If the plaintiffs and the defendants - Tokelau's government and its ulu, or leader, Kelihiano Kalolo - cannot agree on a sum of interest to be paid, the plaintiffs have 30 days to submit a calculation, which the defendants will then be able to respond to.
A New Zealand lawyer not involved in the case, Richard Fletcher, said Friday's decision marked an "historic moment" for Tokelau.
"It does give us a little more clarity as to what the law of Tokelau is and how it might apply in the future," he said in an interview.
The court judgement also came on the eve of New Zealand Prime Minister Jacinda Ardern's departure for Tokelau, the first such visit since Helen Clark in 2004.
Ms Ardern has said the trip is an important signal of the government's commitment to its Pacific Reset policy. Her father, Ross Ardern, is the administrator of Tokelau and is joining her on the mission, which will traverse all three atolls and ends Thursday.
Mr Ardern was a third defendant in the case brought by Mr Puka and Mr Suveinakama until his lawyers won a bid in January to strike him out.

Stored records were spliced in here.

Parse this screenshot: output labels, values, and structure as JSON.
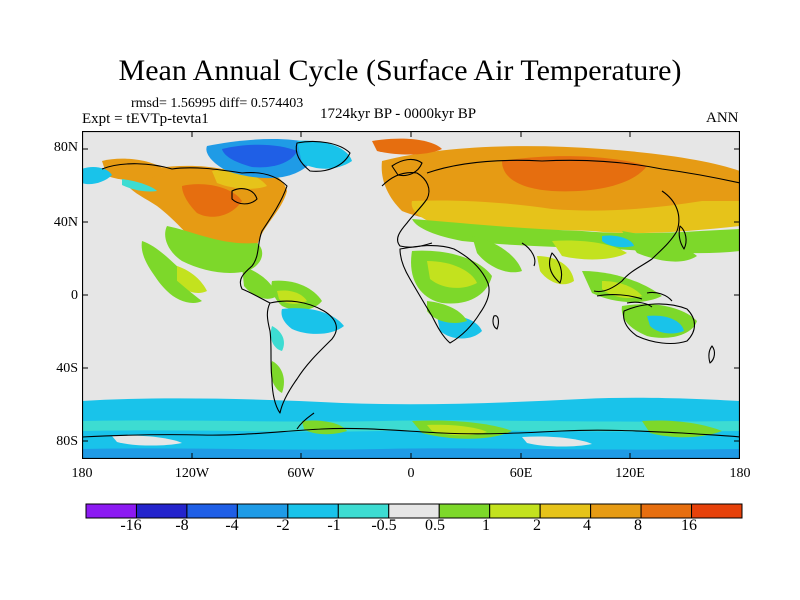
{
  "title": "Mean Annual Cycle (Surface Air Temperature)",
  "stats": "rmsd= 1.56995 diff= 0.574403",
  "experiment": "Expt = tEVTp-tevta1",
  "period": "1724kyr BP - 0000kyr BP",
  "season": "ANN",
  "lat_labels": [
    "80N",
    "40N",
    "0",
    "40S",
    "80S"
  ],
  "lon_labels": [
    "180",
    "120W",
    "60W",
    "0",
    "60E",
    "120E",
    "180"
  ],
  "colorbar": {
    "colors": [
      "#8c1af2",
      "#2424cc",
      "#1f5fe6",
      "#1f9be6",
      "#19c3ea",
      "#3ddcd2",
      "#e6e6e6",
      "#7dd82a",
      "#c3e21e",
      "#e6c31a",
      "#e69b14",
      "#e66e0f",
      "#e6410a"
    ],
    "labels": [
      "-16",
      "-8",
      "-4",
      "-2",
      "-1",
      "-0.5",
      "0.5",
      "1",
      "2",
      "4",
      "8",
      "16"
    ]
  },
  "legend_colors": {
    "neutral": "#e6e6e6",
    "warm_small": "#7dd82a",
    "warm_1": "#c3e21e",
    "warm_2": "#e6c31a",
    "warm_4": "#e69b14",
    "warm_8": "#e66e0f",
    "cool_small": "#3ddcd2",
    "cool_1": "#19c3ea",
    "cool_2": "#1f9be6",
    "cool_4": "#1f5fe6",
    "cool_8": "#2424cc"
  }
}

His predecessor, David Nicholson, who presided over the helicopter buy, was ousted by Tokelau after disagreeing with the territory's leaders over a response to the incident. A request by another New Zealand official, Jonathan Kings, prompted Tokelau's ulu to suspend Mr Puka and Mr Suveinakama. New Zealand also drafted documents to take back some fiscal responsibility from Tokelau in response to the incident, although these were never actioned.
Since then, Mr Ardern has taken a more diplomatic approach in a bid to repair New Zealand's relationship with its sole territory. After taking up the role last year, he made several visits to the territory including one in September alongside New Zealand's first cabinet minister of Tokelauan descent, Kris Faafoi.
In June, the ulu, Mr Kalolo, told a meeting of the UN Special Committee on decolonisation that Tokelau's village councils were considering a site for a runway on the atolls.